Et de un
mardi 14 août 2007, 01:27 General Lien permanent
Dieudeschats et Meerkat me refile un questionnaire. Cinq questions vraiment importantes, alors il me faut du temps pour répondre. Une par jour, ça vous va? Pour la première question, j'ai l'impression que presque tous les billets de ce blog sont le début du commencement d'une réponse.
1 - Quand tu penses à Pohénégamouk, qu'est-ce qui te vient tout de suite dans la tête ?
Ce qui me définit. Je suis de Pohénégamouk plus que je ne suis vivant. La vie qui est ici me dépasse et m'inclut. Il m'a fallu presque quarante ans pour le découvrir, mais maintenant c'est pour moi une chose certaine. Disons plutôt que c'est la seule chose vraiment certaine et qu'en comparaison tout le reste est flou et douteux.
Il y a 4800 ans, des humains ont franchi la crête et sont descendus dans la vallée, en poursuivant des caribous. Enfin je dis des caribous, c'était peut-être les derniers mammouths laineux, mais l'avenir était au Nord, comme maintenant, comme toujours.
Le paysage était différent. Les montagnes qui avaitent été un milliard d'année avant les plus hautes du monde, étaient maintenant de simples collines. Le glacier qui ici avait mesuré plus de 3 kilomètres d'épais, ne les avaient non seulement rabotées, mais aussi les avaient écrasées. La barrière de glace à 50 kilomètres plus à l'est, faisait le lac plus haut de 20 mètres. Alors oui c'était une vallée, mais une très douce vallée dans la toundra. C'était le grand lac Madawaska, deux cent kilomètres de long, plus de 1500 kilomètres pour faire le tour de toutes les baies et les anses.
La barrière de glace a sauté il y a 3 800 ans. Le temps est devenu plus doux, les montagnes regrandissent, la toundra est devenue taïga, puis forêt boréale. Le feu est plusieurs fois passé. La forêt de feuillus a pris la place il y a 250 ans...
L'homme blanc est arrivé il y a 90 ans, il a tué tous les caribous, brulé la forêt, mis des clôtures et affirmer que cette terre qui est sorti de la glace il y a 4000 ans lui appartenait.
Je ne possède certainement pas cette terre, c'est cette terre qui me possède. Je n'ai de sens que parce qu'elle est vivante, parce qu'elle est ma vie.
Commentaires
Merci de répondre Moukmouk. Quel bonheur tu as de pouvoir vivre là où tu ressens ton appartenance. Se sentir partie prenante d'une terre, d'un espace donne un sentiment d'unité, la vie devient plus cohérente. J'ai connu ça enfant, vivre sur une terre qui était ma vie, et tu as raison, c'est une certitude qui nous emporte.
Sur la forme, c'est exactement ce que j'avais l'intention de faire de mon côté, répondre à une question par jour.
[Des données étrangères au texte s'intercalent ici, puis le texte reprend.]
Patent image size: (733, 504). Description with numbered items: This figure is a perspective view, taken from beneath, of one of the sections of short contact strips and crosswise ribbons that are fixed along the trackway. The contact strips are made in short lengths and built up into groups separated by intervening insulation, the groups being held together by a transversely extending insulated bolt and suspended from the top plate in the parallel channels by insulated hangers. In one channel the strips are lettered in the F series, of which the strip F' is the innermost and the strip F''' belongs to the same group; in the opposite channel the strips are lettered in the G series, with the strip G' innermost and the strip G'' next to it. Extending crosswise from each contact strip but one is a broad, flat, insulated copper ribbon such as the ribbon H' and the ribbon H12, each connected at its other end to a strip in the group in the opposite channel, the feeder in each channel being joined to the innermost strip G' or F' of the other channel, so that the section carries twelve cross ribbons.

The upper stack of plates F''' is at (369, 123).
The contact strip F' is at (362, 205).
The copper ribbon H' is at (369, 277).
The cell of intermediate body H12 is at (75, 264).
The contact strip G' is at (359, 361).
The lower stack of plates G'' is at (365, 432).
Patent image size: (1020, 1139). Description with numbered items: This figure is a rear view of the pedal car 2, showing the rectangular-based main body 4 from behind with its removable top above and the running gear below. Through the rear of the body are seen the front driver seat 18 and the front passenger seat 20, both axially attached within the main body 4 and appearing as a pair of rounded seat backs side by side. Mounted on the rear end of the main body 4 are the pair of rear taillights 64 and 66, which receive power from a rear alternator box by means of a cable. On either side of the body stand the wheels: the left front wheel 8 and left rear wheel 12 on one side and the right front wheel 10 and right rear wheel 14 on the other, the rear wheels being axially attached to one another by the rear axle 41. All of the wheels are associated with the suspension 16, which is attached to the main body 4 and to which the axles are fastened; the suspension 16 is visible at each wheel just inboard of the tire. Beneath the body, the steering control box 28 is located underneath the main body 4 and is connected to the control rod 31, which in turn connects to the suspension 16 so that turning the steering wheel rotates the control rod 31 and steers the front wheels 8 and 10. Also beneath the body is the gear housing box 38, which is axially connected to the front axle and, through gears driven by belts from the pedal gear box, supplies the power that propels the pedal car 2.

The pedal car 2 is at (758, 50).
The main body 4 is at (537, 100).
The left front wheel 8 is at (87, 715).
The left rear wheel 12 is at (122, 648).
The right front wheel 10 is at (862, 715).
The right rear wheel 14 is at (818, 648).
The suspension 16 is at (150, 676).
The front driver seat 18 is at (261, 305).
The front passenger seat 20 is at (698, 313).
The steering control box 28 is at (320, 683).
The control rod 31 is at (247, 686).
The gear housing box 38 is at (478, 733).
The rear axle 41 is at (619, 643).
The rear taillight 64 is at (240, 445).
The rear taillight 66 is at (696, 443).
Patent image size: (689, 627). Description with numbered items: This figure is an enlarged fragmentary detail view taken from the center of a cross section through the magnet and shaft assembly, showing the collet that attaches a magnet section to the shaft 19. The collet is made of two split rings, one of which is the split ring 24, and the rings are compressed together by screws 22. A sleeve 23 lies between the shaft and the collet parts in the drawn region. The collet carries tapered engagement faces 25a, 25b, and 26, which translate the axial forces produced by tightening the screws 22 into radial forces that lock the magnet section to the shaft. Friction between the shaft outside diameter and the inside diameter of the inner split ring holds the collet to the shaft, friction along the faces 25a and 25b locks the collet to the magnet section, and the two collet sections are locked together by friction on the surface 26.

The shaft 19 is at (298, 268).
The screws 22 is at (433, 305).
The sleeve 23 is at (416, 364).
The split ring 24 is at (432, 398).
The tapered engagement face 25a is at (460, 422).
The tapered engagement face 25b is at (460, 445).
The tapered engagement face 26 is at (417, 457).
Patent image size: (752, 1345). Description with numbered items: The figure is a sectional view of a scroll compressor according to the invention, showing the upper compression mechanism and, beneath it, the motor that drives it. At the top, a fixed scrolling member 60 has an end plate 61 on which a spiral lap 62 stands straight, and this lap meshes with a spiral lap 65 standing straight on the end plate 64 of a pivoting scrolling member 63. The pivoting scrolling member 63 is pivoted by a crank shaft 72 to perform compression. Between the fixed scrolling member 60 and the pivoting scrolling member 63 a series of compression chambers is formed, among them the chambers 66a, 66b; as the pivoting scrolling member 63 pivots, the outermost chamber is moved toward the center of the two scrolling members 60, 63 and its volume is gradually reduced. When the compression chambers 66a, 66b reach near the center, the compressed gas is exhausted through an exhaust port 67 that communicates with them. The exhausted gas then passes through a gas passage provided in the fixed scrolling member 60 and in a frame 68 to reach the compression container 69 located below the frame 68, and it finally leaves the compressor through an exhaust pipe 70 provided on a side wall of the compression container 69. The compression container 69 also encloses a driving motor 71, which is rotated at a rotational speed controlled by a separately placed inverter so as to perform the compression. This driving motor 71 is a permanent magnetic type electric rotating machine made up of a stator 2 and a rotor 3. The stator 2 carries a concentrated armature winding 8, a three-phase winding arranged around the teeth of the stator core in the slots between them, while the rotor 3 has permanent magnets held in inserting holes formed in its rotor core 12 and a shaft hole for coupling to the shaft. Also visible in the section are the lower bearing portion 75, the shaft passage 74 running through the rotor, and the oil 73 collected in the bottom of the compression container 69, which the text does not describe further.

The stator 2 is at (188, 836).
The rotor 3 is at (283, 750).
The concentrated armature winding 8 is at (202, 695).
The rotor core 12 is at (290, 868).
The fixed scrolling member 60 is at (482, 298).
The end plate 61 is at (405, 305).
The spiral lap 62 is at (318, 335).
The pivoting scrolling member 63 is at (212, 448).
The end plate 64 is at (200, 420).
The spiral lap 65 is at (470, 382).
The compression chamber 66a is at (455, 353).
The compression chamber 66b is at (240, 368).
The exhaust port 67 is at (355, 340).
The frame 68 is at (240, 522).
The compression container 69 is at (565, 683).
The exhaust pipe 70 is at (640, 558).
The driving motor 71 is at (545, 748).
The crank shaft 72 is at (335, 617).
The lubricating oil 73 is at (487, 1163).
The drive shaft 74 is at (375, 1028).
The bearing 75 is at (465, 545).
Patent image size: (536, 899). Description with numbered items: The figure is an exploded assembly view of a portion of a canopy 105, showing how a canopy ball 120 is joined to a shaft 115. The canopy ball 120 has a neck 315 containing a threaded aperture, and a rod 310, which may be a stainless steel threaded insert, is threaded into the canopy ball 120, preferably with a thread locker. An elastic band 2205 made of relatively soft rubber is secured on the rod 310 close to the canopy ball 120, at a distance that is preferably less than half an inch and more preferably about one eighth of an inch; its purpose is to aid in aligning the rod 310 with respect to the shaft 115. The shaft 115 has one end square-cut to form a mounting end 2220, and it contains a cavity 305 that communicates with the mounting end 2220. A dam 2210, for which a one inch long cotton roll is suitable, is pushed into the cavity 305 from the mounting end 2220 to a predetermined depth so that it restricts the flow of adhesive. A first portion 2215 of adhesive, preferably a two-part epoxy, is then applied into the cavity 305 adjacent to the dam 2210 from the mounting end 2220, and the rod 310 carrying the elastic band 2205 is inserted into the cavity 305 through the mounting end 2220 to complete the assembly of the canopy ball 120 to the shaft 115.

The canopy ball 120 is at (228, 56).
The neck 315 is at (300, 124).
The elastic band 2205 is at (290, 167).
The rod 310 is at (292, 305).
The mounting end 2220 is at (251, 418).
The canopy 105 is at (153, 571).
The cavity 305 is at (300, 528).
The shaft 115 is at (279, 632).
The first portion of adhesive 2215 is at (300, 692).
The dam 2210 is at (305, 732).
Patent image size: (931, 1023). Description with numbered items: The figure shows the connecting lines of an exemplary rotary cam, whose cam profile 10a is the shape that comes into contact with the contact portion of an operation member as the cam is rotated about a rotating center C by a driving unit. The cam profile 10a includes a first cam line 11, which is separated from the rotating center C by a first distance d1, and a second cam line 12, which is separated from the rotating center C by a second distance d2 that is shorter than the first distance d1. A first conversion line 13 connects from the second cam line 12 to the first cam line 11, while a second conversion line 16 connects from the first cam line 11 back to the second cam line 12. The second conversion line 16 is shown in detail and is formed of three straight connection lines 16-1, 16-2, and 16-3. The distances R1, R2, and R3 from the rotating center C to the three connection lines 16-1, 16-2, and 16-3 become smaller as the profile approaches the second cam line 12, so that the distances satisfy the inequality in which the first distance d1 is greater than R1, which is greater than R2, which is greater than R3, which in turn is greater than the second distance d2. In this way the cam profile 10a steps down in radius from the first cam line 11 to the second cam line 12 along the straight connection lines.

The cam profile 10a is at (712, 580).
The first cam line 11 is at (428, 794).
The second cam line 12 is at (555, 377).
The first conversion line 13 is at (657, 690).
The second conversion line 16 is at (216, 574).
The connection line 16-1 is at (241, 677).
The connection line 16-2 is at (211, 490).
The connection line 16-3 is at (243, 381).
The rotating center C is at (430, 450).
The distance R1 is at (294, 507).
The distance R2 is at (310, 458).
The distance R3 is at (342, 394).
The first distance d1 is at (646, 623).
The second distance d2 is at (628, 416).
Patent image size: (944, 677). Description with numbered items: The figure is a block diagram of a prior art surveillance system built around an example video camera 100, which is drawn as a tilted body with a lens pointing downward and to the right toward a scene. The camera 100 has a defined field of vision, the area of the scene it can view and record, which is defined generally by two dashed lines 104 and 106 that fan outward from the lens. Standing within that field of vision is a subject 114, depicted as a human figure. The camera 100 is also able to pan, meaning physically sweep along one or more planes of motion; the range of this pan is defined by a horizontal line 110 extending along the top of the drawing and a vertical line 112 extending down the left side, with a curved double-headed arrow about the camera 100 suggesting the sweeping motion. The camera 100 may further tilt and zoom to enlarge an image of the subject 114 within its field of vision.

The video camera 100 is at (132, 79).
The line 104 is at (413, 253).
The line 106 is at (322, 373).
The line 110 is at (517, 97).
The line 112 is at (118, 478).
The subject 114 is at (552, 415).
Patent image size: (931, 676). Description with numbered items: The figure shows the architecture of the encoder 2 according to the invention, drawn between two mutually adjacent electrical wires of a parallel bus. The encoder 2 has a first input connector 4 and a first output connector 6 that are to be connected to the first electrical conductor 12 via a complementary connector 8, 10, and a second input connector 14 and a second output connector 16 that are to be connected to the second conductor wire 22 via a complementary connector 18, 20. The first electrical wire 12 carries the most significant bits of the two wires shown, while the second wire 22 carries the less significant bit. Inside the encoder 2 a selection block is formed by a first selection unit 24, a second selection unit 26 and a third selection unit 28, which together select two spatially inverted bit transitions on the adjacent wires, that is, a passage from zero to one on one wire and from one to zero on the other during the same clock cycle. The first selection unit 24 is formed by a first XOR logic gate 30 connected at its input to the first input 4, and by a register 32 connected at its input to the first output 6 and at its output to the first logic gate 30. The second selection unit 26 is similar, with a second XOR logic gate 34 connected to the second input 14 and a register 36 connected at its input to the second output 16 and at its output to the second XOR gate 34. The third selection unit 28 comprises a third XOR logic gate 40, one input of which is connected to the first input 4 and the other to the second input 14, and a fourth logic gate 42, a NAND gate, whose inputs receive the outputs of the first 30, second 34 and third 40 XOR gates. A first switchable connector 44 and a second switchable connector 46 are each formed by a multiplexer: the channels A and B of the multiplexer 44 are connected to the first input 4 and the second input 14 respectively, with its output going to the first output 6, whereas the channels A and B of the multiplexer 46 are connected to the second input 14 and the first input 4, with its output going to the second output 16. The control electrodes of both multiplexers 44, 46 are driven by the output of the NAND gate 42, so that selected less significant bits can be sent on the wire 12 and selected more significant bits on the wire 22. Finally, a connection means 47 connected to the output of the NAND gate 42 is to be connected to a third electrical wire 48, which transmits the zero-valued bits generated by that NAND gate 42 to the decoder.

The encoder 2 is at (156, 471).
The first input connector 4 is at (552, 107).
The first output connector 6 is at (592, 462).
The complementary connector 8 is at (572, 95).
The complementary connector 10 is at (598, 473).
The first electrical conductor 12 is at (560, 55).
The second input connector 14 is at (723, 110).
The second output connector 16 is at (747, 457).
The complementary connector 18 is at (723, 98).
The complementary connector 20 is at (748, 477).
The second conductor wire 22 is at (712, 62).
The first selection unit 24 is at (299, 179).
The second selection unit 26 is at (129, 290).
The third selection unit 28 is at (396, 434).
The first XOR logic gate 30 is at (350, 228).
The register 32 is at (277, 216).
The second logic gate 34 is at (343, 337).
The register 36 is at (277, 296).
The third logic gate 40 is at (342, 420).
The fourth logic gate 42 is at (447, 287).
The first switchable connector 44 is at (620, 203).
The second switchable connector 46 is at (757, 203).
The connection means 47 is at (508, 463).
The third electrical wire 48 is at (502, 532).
Après tout c'est de l'intime, ça le mérite bien.
Sur le fond,... quand je lis ça je ressens comme une attraction-répulsion. Comme toujours, je me sens appartenir à mon pays (pas mon état ni ma nation, hein, ne confondons pas) tout en refusant de le vivre vraiment. Toi, tu le vis. Et c'est troublant de lire ça. Comme une vérité lumineuse, infiniment simple.
le jour où je découvrirais "mon endroit à moi", tout le restant pourait rester flou, je sens que ça n'aurait pas d'importance. Et pourtant, j'ai le vague sentiment que je suis pas encore prête, l'idée de découvrir un jour où je serais bien, prête à faire partie intégrante de cet endroit, me laisser prendre par cette terre m'angoisse, je ne sais pas pourquoi, sûrement simplement parceque je ne l'ai encore pas ressentie.
Il fait encore beau maintenant ou c'est l'automne ?
Je me sens comme natilin, rêvant à la fois de me sentir un jour chez moi et en même temps totalement effrayée par l'idée d'un lieu "terminus".
Je suis un mélange de plusieurs terres, elle sont toutes d'exil. Je ne peux aménager un appart de manière définitive parce que j'ai la sensation que je devrai en partir un jour. Je trouve merveilleux de se mêler ainsi à un territoire que je ressentirais ou qui me construirait. C'est peut être ce qui est si magique dans ce que tu nous livres de ta terre.
Ceci étant dit, aux antipodes de ton pays froid, me voici dans le désert de pierre marocain à siroter le thé à la menthe. J'ai parfois l'impression de me sentir chez moi ! Pas de belle endormie parce que sous ce soleil de plomb, rien ne peut se reposer mais une nature sauvage et dévorante. Je comprends enfin qu'on puisse être possédé par une terre, celle-ci ne quittera pas mes semelles !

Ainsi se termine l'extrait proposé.